Il Telemaco di Perrotta è un ragazzo che scende nella piazza del paese e insieme a due musicisti mette in piedi uno spettacolo d’arte varia con l’intento di raccontare la sua versione dei fatti. Telemaco non ha ricordi di Ulisse, non l’ha mai visto, non sa come è fatto, non sa il suono della sua voce: per lui, Ulisse è solo un racconto della gente. Ed è proprio questa assenza ad aprire infinite possibilità nei pensieri del protagonista. Lui è l’unico personaggio dell’”Odissea” che può costruire un’immagine del padre calibrata a suo piacimento. I pensieri di Telemaco, forse, sono l’unico luogo dove Ulisse può essere ancora un eroe. Ma gli eroi durano il tempo di un romanzo e questo Telemaco lo sa.

Prosegue Perrotta: “Ho disancorato Telemaco dal tempo degli eroi e l’ho trascinato qui, nel ventunesimo secolo, avvilito da una madre reclusa in casa; assediato dalla gente del paese che, non sapendo che fare tutto il giorno al bar della piazza, mormora della sua “follia” e della sua famiglia mancata; circondato dal mare del Salento, invalicabile e affamato di vite umane. Solo così potevo immaginare un’odissea mia, contemporanea, solo portando la leggenda a noi, in questo nostro tempo così disarticolato e privo di certezze”. Si mescolano dunque il mito e il quotidiano, Itaca e il Salento, i versi di Omero e il dialetto leccese, legati insieme da una partitura musicale rigorosa, pensata ed eseguita dai musicisti che diventano anch’essi, con i loro molteplici strumenti, voci musicali del racconto.

Il secondo appuntamento sarà sabato 24 marzo allo Spazio Praticabile di Ponte Zanano (ingresso 3 euro) con “Lo Spazio Bianco” dedicato al cinema curato dal giovane attore bresciano Michele D’Aquila.

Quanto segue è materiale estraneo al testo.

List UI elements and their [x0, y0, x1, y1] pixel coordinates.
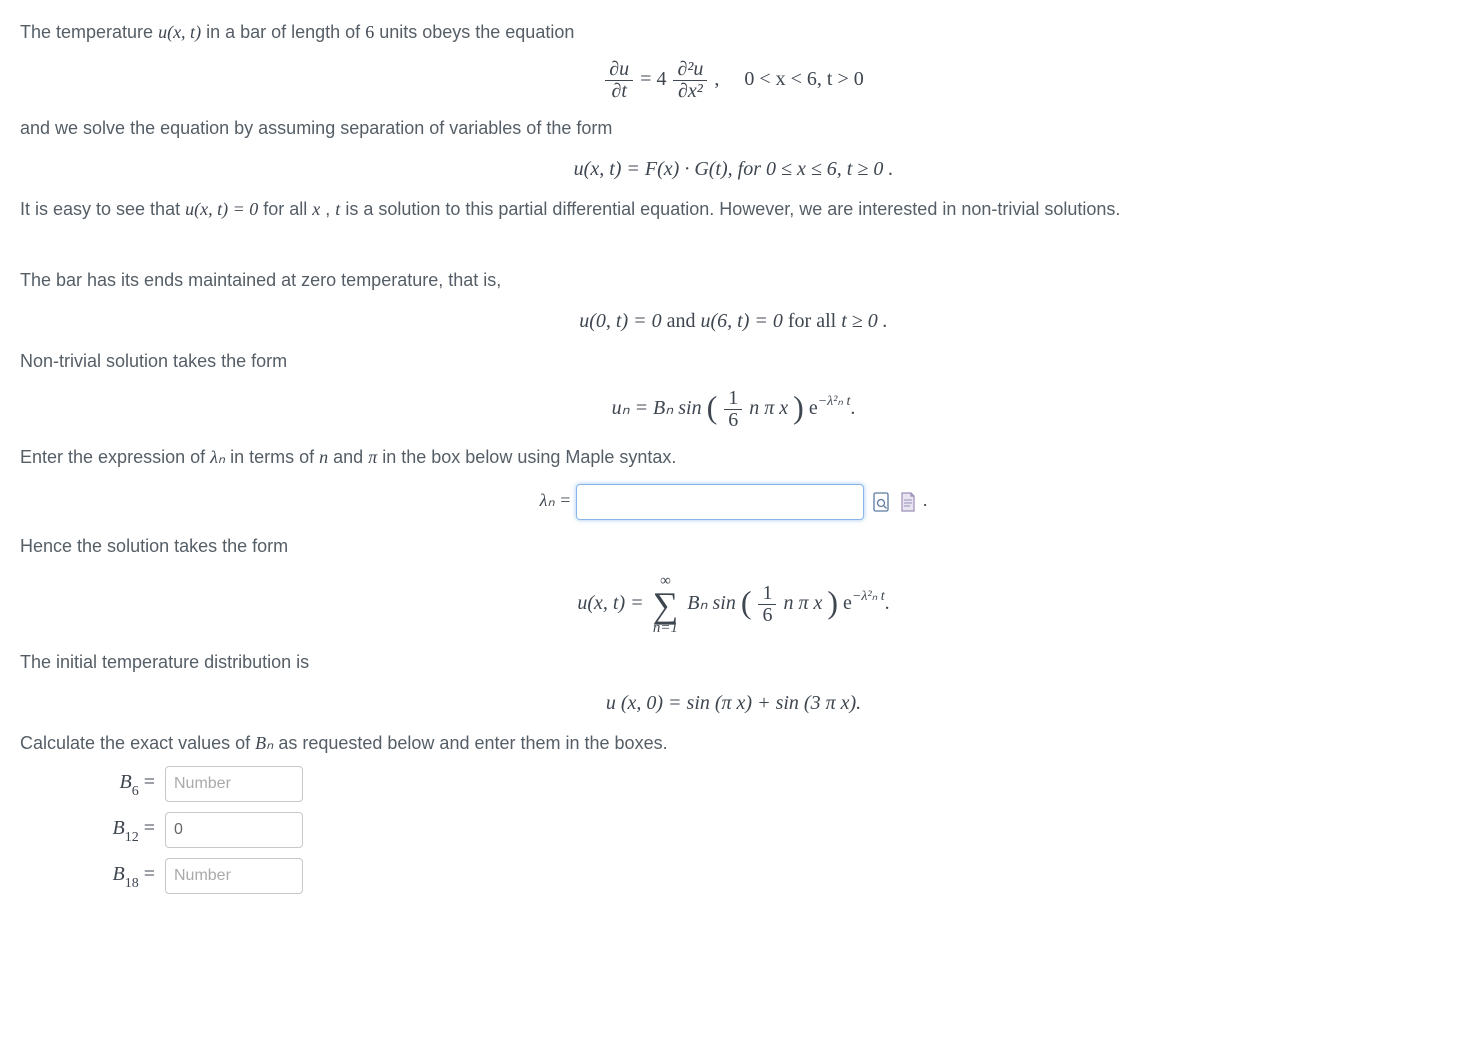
separation-paragraph: and we solve the equation by assuming se… — [20, 116, 1447, 141]
text: in a bar of length of — [206, 22, 365, 42]
lambda-instruction: Enter the expression of λₙ in terms of n… — [20, 445, 1447, 470]
b6-input[interactable] — [165, 766, 303, 802]
math-length: 6 — [365, 22, 374, 42]
lambda-input-row: λₙ = . — [20, 484, 1447, 520]
heat-equation: ∂u ∂t = 4 ∂²u ∂x² , 0 < x < 6, t > 0 — [20, 59, 1447, 102]
b12-input[interactable] — [165, 812, 303, 848]
help-sheet-icon[interactable] — [898, 491, 918, 513]
b18-input[interactable] — [165, 858, 303, 894]
b6-row: B6 = — [100, 766, 1447, 802]
math-uxt: u(x, t) — [158, 22, 201, 42]
initial-condition: u (x, 0) = sin (π x) + sin (3 π x). — [20, 689, 1447, 717]
b12-label: B12 = — [100, 814, 155, 846]
hence-paragraph: Hence the solution takes the form — [20, 534, 1447, 559]
intro-paragraph: The temperature u(x, t) in a bar of leng… — [20, 20, 1447, 45]
initial-paragraph: The initial temperature distribution is — [20, 650, 1447, 675]
solution-series: u(x, t) = ∞ ∑ n=1 Bₙ sin ( 1 6 n π x ) e… — [20, 574, 1447, 636]
b18-row: B18 = — [100, 858, 1447, 894]
b6-label: B6 = — [100, 768, 155, 800]
lambda-input[interactable] — [576, 484, 864, 520]
frac-d2udx2: ∂²u ∂x² — [673, 59, 707, 102]
text: The temperature — [20, 22, 158, 42]
calculate-paragraph: Calculate the exact values of Bₙ as requ… — [20, 731, 1447, 756]
boundary-equation: u(0, t) = 0 and u(6, t) = 0 for all t ≥ … — [20, 307, 1447, 335]
separation-equation: u(x, t) = F(x) · G(t), for 0 ≤ x ≤ 6, t … — [20, 155, 1447, 183]
b18-label: B18 = — [100, 860, 155, 892]
frac-1-6-b: 1 6 — [758, 583, 776, 626]
lambda-period: . — [923, 490, 928, 510]
un-equation: uₙ = Bₙ sin ( 1 6 n π x ) e−λ²ₙ t. — [20, 388, 1447, 431]
preview-icon[interactable] — [871, 491, 891, 513]
text: units obeys the equation — [379, 22, 574, 42]
nontrivial-paragraph: Non-trivial solution takes the form — [20, 349, 1447, 374]
summation: ∞ ∑ n=1 — [653, 574, 679, 636]
trivial-paragraph: It is easy to see that u(x, t) = 0 for a… — [20, 197, 1447, 222]
boundary-paragraph: The bar has its ends maintained at zero … — [20, 268, 1447, 293]
frac-1-6: 1 6 — [724, 388, 742, 431]
frac-dudt: ∂u ∂t — [605, 59, 633, 102]
lambda-label: λₙ = — [540, 490, 576, 510]
b12-row: B12 = — [100, 812, 1447, 848]
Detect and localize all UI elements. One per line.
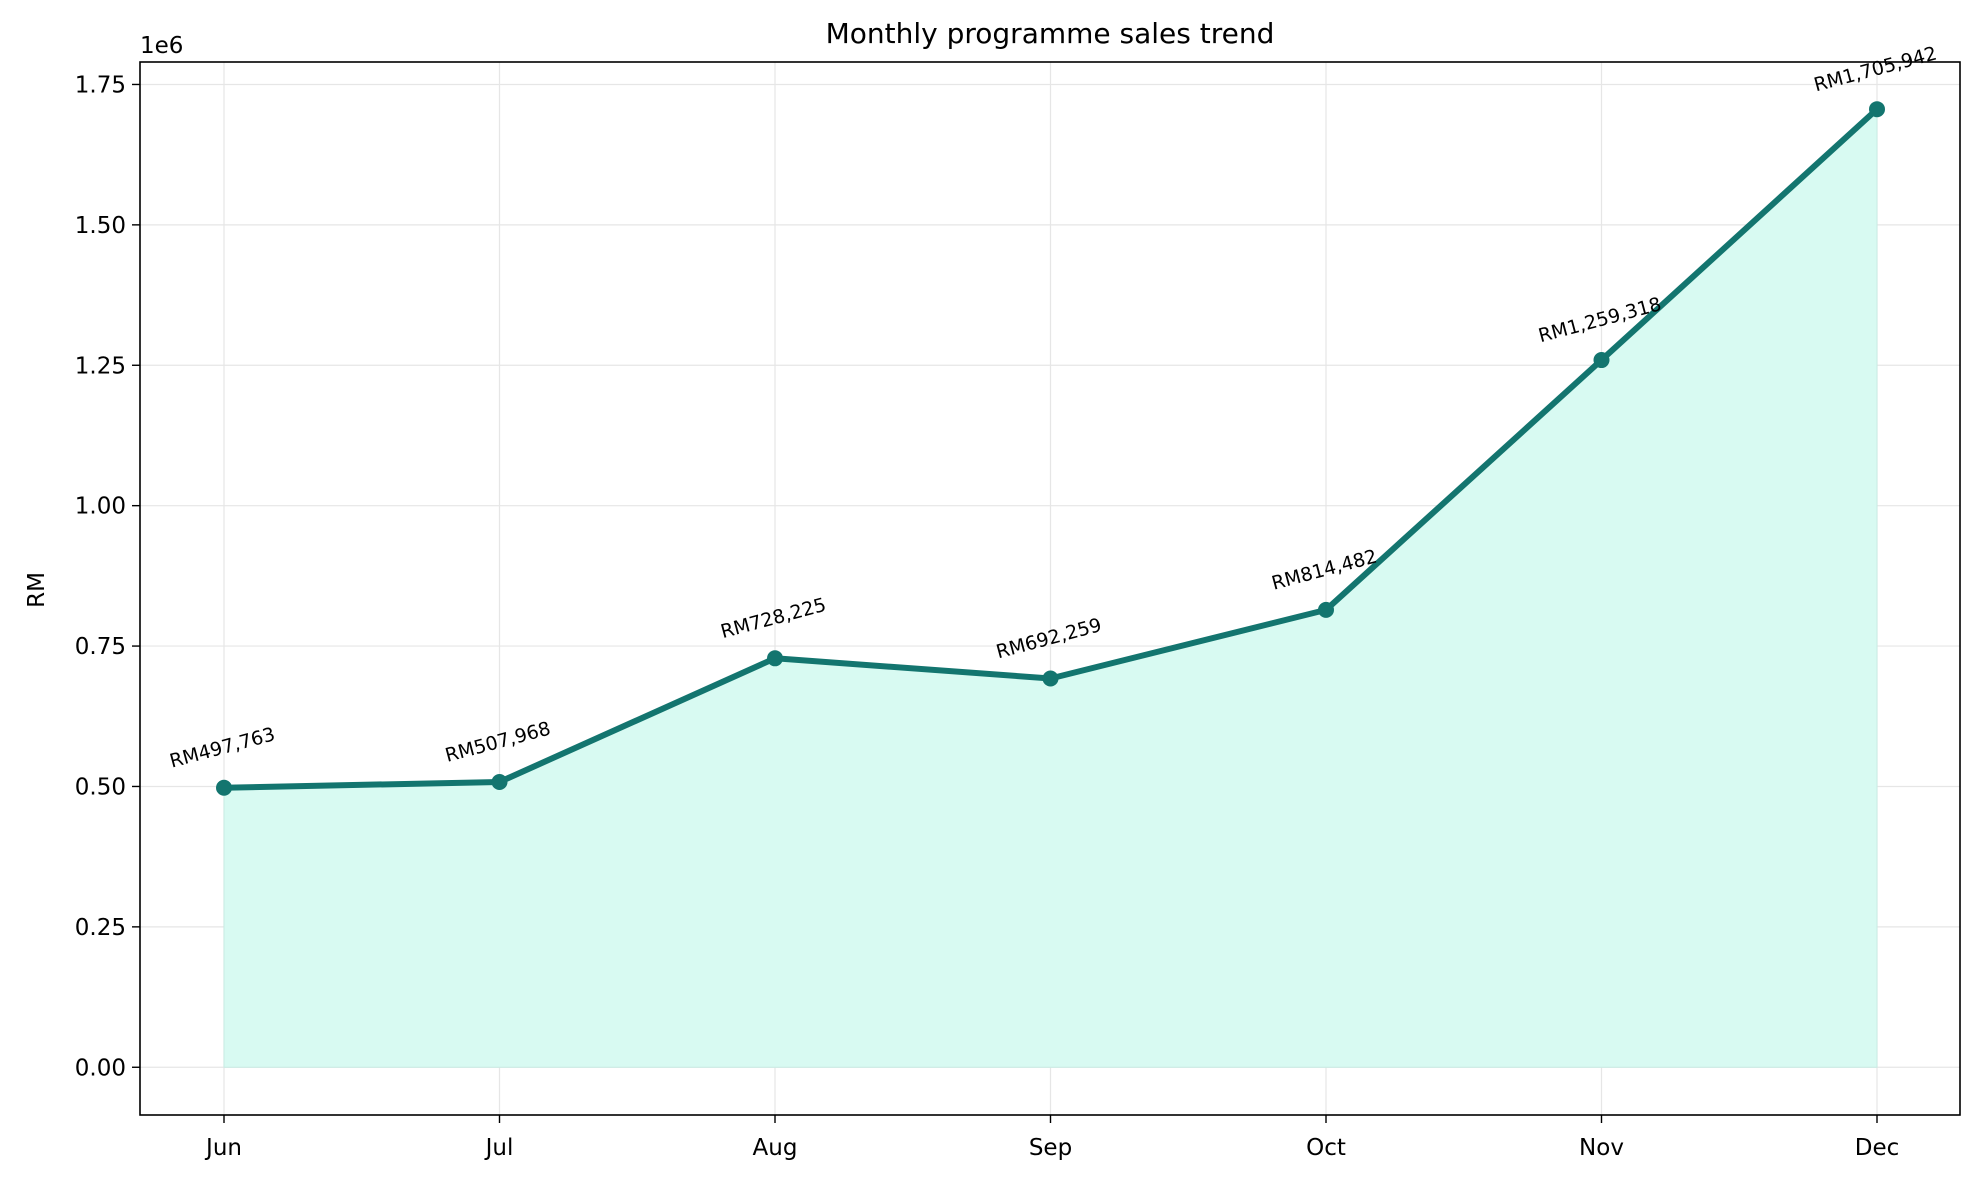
y-tick-label: 1.25 bbox=[75, 353, 126, 379]
data-point bbox=[491, 773, 508, 790]
data-point bbox=[1042, 670, 1059, 687]
y-tick-label: 1.75 bbox=[75, 72, 126, 98]
data-points bbox=[216, 101, 1885, 796]
y-tick-label: 0.50 bbox=[75, 774, 126, 800]
y-tick-label: 0.75 bbox=[75, 634, 126, 660]
data-point bbox=[1593, 352, 1610, 369]
x-axis: Jun Jul Aug Sep Oct Nov Dec bbox=[204, 1115, 1899, 1161]
y-axis-label: RM bbox=[24, 572, 50, 608]
x-tick-label: Nov bbox=[1579, 1135, 1624, 1161]
data-point bbox=[1869, 101, 1885, 118]
y-scale-multiplier: 1e6 bbox=[140, 33, 183, 59]
x-tick-label: Aug bbox=[753, 1135, 798, 1161]
y-axis: 0.00 0.25 0.50 0.75 1.00 1.25 1.50 1.75 bbox=[75, 72, 140, 1081]
y-tick-label: 1.00 bbox=[75, 494, 126, 520]
y-tick-label: 0.25 bbox=[75, 915, 126, 941]
chart-title: Monthly programme sales trend bbox=[826, 17, 1275, 50]
x-tick-label: Jul bbox=[484, 1135, 514, 1161]
x-tick-label: Jun bbox=[204, 1135, 242, 1161]
y-tick-label: 1.50 bbox=[75, 213, 126, 239]
data-point bbox=[216, 779, 232, 796]
x-tick-label: Dec bbox=[1855, 1135, 1900, 1161]
data-point bbox=[767, 650, 783, 667]
x-tick-label: Oct bbox=[1306, 1135, 1346, 1161]
data-point bbox=[1318, 601, 1334, 618]
y-tick-label: 0.00 bbox=[75, 1055, 126, 1081]
x-tick-label: Sep bbox=[1029, 1135, 1072, 1161]
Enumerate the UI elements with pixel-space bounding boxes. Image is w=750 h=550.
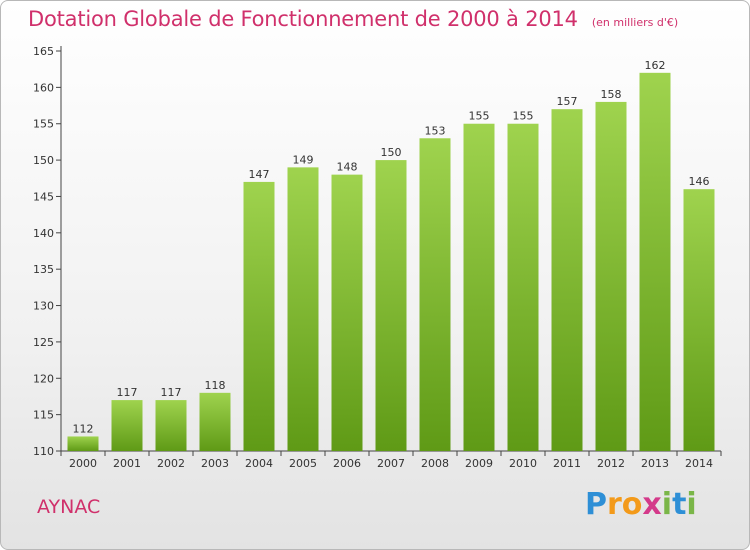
chart-title: Dotation Globale de Fonctionnement de 20… xyxy=(28,7,678,31)
y-tick-label: 115 xyxy=(33,409,54,422)
proxiti-logo: Proxiti xyxy=(585,487,697,522)
y-tick-label: 125 xyxy=(33,336,54,349)
logo-letter: o xyxy=(621,487,643,522)
x-tick-label: 2003 xyxy=(201,457,229,470)
bar xyxy=(199,392,231,451)
bar xyxy=(463,123,495,452)
x-tick-label: 2002 xyxy=(157,457,185,470)
bar xyxy=(595,101,627,451)
bar xyxy=(683,189,715,451)
chart-title-text: Dotation Globale de Fonctionnement de 20… xyxy=(28,7,578,31)
logo-letter: i xyxy=(661,487,673,522)
bar xyxy=(507,123,539,452)
data-label: 155 xyxy=(513,110,534,123)
bar xyxy=(331,174,363,452)
bar xyxy=(551,109,583,451)
data-label: 157 xyxy=(557,95,578,108)
data-label: 118 xyxy=(205,379,226,392)
data-label: 117 xyxy=(117,386,138,399)
x-tick-label: 2007 xyxy=(377,457,405,470)
y-tick-label: 130 xyxy=(33,300,54,313)
x-tick-label: 2008 xyxy=(421,457,449,470)
y-tick-label: 120 xyxy=(33,372,54,385)
x-tick-label: 2012 xyxy=(597,457,625,470)
logo-letter: t xyxy=(672,487,687,522)
bar xyxy=(419,138,451,452)
logo-letter: P xyxy=(585,487,607,522)
logo-letter: x xyxy=(642,487,662,522)
bar xyxy=(243,181,275,451)
bar xyxy=(155,400,187,451)
x-tick-label: 2000 xyxy=(69,457,97,470)
y-tick-label: 140 xyxy=(33,227,54,240)
x-tick-label: 2006 xyxy=(333,457,361,470)
data-label: 150 xyxy=(381,146,402,159)
y-tick-label: 150 xyxy=(33,154,54,167)
x-tick-label: 2005 xyxy=(289,457,317,470)
y-tick-label: 160 xyxy=(33,81,54,94)
data-label: 158 xyxy=(601,88,622,101)
y-tick-label: 165 xyxy=(33,45,54,58)
logo-letter: i xyxy=(686,487,697,522)
y-tick-label: 110 xyxy=(33,445,54,458)
data-label: 162 xyxy=(645,59,666,72)
y-tick-label: 135 xyxy=(33,263,54,276)
y-tick-label: 155 xyxy=(33,118,54,131)
bar xyxy=(375,160,407,451)
x-tick-label: 2001 xyxy=(113,457,141,470)
chart-unit: (en milliers d'€) xyxy=(591,16,679,29)
x-tick-label: 2004 xyxy=(245,457,273,470)
x-tick-label: 2014 xyxy=(685,457,713,470)
bar xyxy=(67,436,99,451)
x-tick-label: 2009 xyxy=(465,457,493,470)
data-label: 146 xyxy=(689,175,710,188)
x-tick-label: 2011 xyxy=(553,457,581,470)
y-tick-label: 145 xyxy=(33,190,54,203)
logo-letter: r xyxy=(607,487,622,522)
x-tick-label: 2010 xyxy=(509,457,537,470)
data-label: 147 xyxy=(249,168,270,181)
bar xyxy=(639,72,671,452)
data-label: 112 xyxy=(73,422,94,435)
bar xyxy=(111,400,143,451)
x-tick-label: 2013 xyxy=(641,457,669,470)
commune-name: AYNAC xyxy=(37,496,101,518)
data-label: 149 xyxy=(293,153,314,166)
data-label: 153 xyxy=(425,124,446,137)
data-label: 155 xyxy=(469,110,490,123)
data-label: 148 xyxy=(337,161,358,174)
data-label: 117 xyxy=(161,386,182,399)
bar xyxy=(287,167,319,451)
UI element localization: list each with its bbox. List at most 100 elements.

Il secondo volume intitolato “Note di cinema” è dedicato al binomio cinema-musica ed è un viaggio nel precinema (il cinema come “scatola magica”, chinetoscopio, gioco d’ombre cinesi) e nel cinema delle origini, fra immagini di vita quotidiana e scheletri danzanti. La proiezione sarà accompagnata da musica dal vivo.

Domenica 25 marzo, per chiudere il weekend a teatro, prenderà avvio alle 17 alle Miniere di Pezzaze (ingresso gratuito) la mini rassegna per bambini “Storie nella… Storia! Spettacoli pomeridiani nei luoghi della memoria” sostenuta dal Sibca della Valtrompia. Alcuni siti museali e luoghi di interesse storico-culturale verranno utilizzati come contenitori di spettacoli per bambini. La scelta va nella direzione di promuovere il teatro per una fascia di pubblico poco coinvolta, poco avvezza a questo linguaggio. Altro obiettivo è la fruizione di spazi altrettanto poco conosciuti come il museo “Le Miniere di Pezzaze”, il “Complesso conventuale di Santa Maria degli Angeli” di Gardone, “I Magli di Sarezzo” e il “Borgo del Maglio di Ome”.

Queste due esigenze hanno dato l’input all’iniziativa di quest’anno che vede il ritorno nella Proposta di appuntamenti teatrali per i più piccini, curati dall’associazione culturale “Treatro terre di confine” con la regia di Fabrizio Foccoli. Lo spettacolo in calendario è “Clinclinì”, lavoro di teatro-narrazione che conduce i bambini nel magico e misterioso mondo del bosco, tra leggende, storie tradizionali e fiabe. “Clinclinì” è il nome di un personaggio immaginario, una piccola “fata” che vive in una grotta e nelle sere d’estate suona melodie incantatrici al pianoforte: soltanto i bambini più attenti, che si mettono al limite del bosco, possono sentirle. Gli altri due principali nuclei narrativi sono invece le avventure di un intraprendente Pollicino e l’alquanto bizzarra fiaba “Occhietto, Duocchietti, Treocchietti”.